Oh I know it’s inevitable and you’re going to grow up.  But that’s not what I mean.  You did something today that just made me realize how beautiful you are, how blessed I am, and how wonderful God is.  It’s the kind of thing that a father takes note of and files in his brain in the “cherish” department.  It was just a moment between us.  No one else was around.  It speaks of your personality in all its glory.  It speaks, I guess, a little about how we’re raising you.

But most of all, it speaks of that tender and private bond that a daddy shares with his little girl.

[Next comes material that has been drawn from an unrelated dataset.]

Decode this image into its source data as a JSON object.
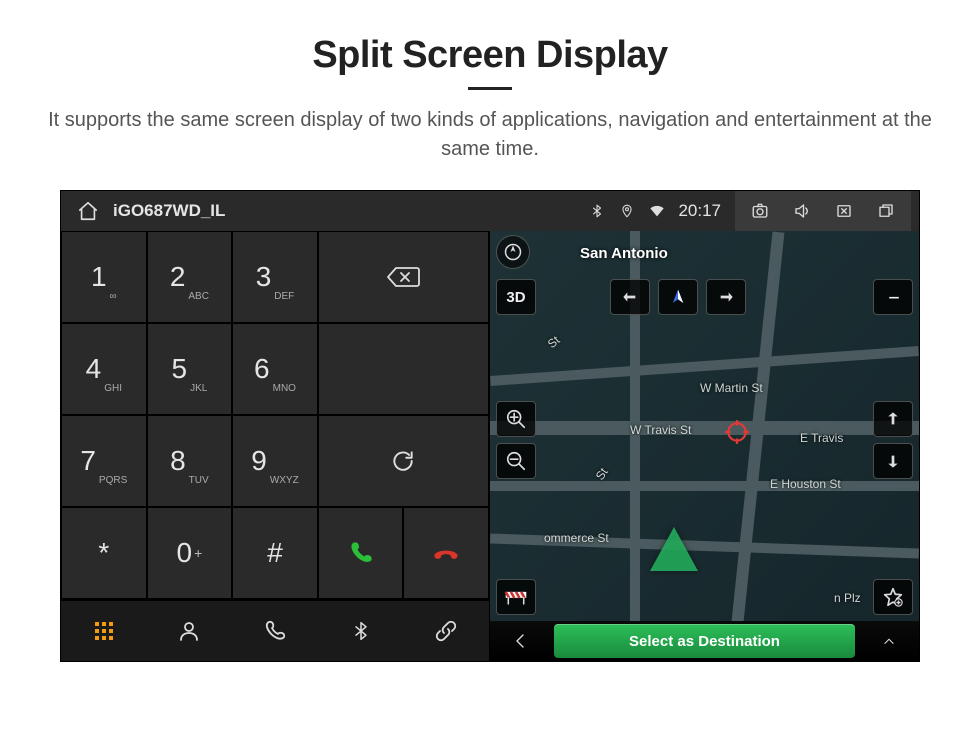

Private, that is, until I blog about it.  Oh well.  Sue me.

What’d you do?

I was in the middle of watching the Superbowl.  You were not.

You had gone into my bedroom to watch a movie.  At least that’s what I thought you were doing.

Getting up for a quick bathroom break, I stumbled into my bedroom to see the most adorable thing.

You, dear one, were sitting on my bed, fully be-decked in a princess dress, sprawled across the foot of the bed, crayons in hand, scribbling on a piece of paper.

You looked up as if to see who was interrupting your artistic endeavor.

I glanced at you to realize that you had so much make-up on your face you looked like a raccoon.

And then… we both burst out laughing.

I think in that moment we just knew that something funny and special was taking place.  You see, sweetheart, you aren’t very good at applying make up.  Then again, you’re only six.  I give you lots of credit for trying though.  However, Daddy thinks you’re beautiful and don’t need make up.  But I have no problem with it.  If you could only have seen your face.  I guess you didn’t have to since you saw mine and my reaction.

The drawing?  You were making a card for your teacher.  It was beautiful, like you.  It was also thoughtful.  She hadn’t been your teacher until after Christmas and you wanted to make sure she got a Christmas card so you had drawn a tree.  You asked me to write the lyrics to “O Tannenbaum” on the back, which I did.

And then I gave the prettiest little girl in the world a big kiss.  Fortunately, your make up didn’t smear.

I hope when you get older you’re just as thoughtful, just as sweet, just as beautiful, and just as funny.

Sweetheart, don’t ever change.  Daddy loves you just the way you are.